Personally, it was a highlight of the conference to meet some of the more technical women, like Adria Richards who blogs about business and tech, and software like Wordpress, Joomla, and Drupal. Adria and I had some excited conversations about teaching people more about WordPress and other platforms commonly used, basically, about empowering women through giving them more capability to control everything about their blogs. Or, even just knowing enough so that they don't get overcharged for blog setup, design, hosting, and maintenance. My geeky heart also thrilled to Corvida Raven's technical skills. She really came across for me in the panel "Taking Your Blog to the Next Level". But not only that, she shone out as the sort of person whose enthusiasm catches everyone on fire. I think that everyone in the room for that panel walked out infused with extra confidence about taking control of their own technology. It is rare to hear a speaker who can talk about computer software and nifty new tools with clarity and in a way that makes people feel they can tackle the complications, instead of leaving everyone mystified and insecure and convinced they have to ask for help. And also representing in the especially-geeky area, Rosemary from The Sexy Geek Files and Leticia from Tech Savvy Mama! Thank you Adria and Corvida, Rosemary and Leticia, for geeking out! May there be much more of it!

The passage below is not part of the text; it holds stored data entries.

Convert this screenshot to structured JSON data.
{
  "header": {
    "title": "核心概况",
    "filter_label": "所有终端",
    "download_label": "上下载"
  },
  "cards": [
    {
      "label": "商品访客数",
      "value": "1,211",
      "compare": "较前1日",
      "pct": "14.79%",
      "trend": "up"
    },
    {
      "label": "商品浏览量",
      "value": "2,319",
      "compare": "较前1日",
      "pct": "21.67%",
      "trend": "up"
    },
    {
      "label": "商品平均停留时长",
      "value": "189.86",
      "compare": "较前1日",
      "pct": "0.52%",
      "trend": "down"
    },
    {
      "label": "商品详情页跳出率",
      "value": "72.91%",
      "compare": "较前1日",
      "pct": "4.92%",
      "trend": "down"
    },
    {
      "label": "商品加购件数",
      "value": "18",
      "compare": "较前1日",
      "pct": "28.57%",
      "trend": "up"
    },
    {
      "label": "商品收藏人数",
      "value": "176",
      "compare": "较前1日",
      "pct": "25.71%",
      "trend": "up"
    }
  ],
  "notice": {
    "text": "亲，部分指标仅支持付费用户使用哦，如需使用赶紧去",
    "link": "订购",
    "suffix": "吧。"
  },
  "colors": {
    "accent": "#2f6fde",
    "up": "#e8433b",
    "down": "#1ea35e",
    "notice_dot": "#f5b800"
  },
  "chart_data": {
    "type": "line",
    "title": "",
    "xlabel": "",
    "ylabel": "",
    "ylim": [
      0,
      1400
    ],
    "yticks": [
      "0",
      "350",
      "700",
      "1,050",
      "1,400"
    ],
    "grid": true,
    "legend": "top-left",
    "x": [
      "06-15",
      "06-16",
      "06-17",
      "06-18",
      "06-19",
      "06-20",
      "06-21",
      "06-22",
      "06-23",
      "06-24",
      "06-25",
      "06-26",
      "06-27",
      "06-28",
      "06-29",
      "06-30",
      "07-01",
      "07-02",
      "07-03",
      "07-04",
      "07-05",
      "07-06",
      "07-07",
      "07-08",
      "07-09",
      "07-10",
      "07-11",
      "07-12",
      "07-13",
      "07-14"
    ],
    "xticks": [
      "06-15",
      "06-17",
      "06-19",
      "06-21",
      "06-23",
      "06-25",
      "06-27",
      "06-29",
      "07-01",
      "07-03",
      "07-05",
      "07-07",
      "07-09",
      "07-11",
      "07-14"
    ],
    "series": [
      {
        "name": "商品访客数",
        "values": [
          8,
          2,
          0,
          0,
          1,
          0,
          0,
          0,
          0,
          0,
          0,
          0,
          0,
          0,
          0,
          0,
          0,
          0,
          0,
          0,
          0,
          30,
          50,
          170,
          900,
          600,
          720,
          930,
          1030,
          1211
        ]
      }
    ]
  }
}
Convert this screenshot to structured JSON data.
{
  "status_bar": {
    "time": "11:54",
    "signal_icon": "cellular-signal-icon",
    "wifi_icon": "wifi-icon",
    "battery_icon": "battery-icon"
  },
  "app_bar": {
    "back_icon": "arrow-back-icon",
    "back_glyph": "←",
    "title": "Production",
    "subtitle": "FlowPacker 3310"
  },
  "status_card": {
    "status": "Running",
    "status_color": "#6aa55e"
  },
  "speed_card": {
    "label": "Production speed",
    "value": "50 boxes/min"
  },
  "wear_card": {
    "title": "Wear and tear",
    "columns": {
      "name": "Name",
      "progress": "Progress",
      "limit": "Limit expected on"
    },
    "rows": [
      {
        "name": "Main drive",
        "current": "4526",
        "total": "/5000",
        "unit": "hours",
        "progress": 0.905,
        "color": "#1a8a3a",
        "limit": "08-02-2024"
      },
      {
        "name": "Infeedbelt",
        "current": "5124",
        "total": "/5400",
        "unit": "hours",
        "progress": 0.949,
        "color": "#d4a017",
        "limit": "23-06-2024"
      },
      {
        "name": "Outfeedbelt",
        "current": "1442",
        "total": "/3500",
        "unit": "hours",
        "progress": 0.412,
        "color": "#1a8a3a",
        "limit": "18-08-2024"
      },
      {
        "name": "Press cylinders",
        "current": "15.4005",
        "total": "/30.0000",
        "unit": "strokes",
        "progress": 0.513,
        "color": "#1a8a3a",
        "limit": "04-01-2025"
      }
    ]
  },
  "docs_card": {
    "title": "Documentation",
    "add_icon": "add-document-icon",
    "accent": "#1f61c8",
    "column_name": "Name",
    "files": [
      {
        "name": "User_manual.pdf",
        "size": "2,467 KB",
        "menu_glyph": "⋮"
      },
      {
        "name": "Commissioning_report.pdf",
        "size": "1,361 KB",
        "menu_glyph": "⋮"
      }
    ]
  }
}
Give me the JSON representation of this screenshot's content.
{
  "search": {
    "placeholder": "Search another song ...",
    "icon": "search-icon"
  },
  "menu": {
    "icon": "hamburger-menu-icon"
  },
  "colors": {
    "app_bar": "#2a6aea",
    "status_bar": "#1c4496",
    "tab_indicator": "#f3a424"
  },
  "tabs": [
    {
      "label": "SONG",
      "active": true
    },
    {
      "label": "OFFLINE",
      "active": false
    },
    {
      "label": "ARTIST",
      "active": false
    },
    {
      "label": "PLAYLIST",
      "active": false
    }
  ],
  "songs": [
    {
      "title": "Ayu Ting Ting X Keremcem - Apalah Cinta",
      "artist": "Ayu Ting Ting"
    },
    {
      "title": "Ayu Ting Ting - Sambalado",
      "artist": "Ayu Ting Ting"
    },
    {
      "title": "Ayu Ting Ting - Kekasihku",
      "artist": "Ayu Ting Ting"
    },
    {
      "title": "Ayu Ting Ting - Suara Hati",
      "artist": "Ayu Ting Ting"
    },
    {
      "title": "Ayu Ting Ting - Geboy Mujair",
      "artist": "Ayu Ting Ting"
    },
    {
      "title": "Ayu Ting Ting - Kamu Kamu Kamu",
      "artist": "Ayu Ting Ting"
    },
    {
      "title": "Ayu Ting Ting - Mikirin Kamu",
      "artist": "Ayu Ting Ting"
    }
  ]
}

The best thing, though, was listening to all the women there connect with each other and getting into interesting and productive conversations. There was so much spontaneous sharing of knowledge and a lot of positivity. The general atmosphere was like this: Here's what I'm trying to do, and here's where I've gotten, how about you? What do you want to do? Can I help you get there? From what I saw and heard, the women at Blogalicious were taking away validation, inspiration, and an implicit promise of future networking support from their fellow bloggers.
The Broke Socialite says it best and I'd like to highlight and amplify some of her words:
This conference literally took my breath away. I've never been involved in a gathering that was charged with so much intellegensia and emotion. Most everyone was passionate about whatever it was that they brought to the table...be it "I want to start a blog; so I'm here to absorb every piece of information possible" to "I'm a veteran blogger...how can I help someone else build her brand?" What I loved most was the authenticity of the attendees and the organizers (these girls are the best, y'all...I just met them last Thursday and their passion, smarts and sincerity bring tears to my eyes right now)...everyone was so open. It makes my heart sing.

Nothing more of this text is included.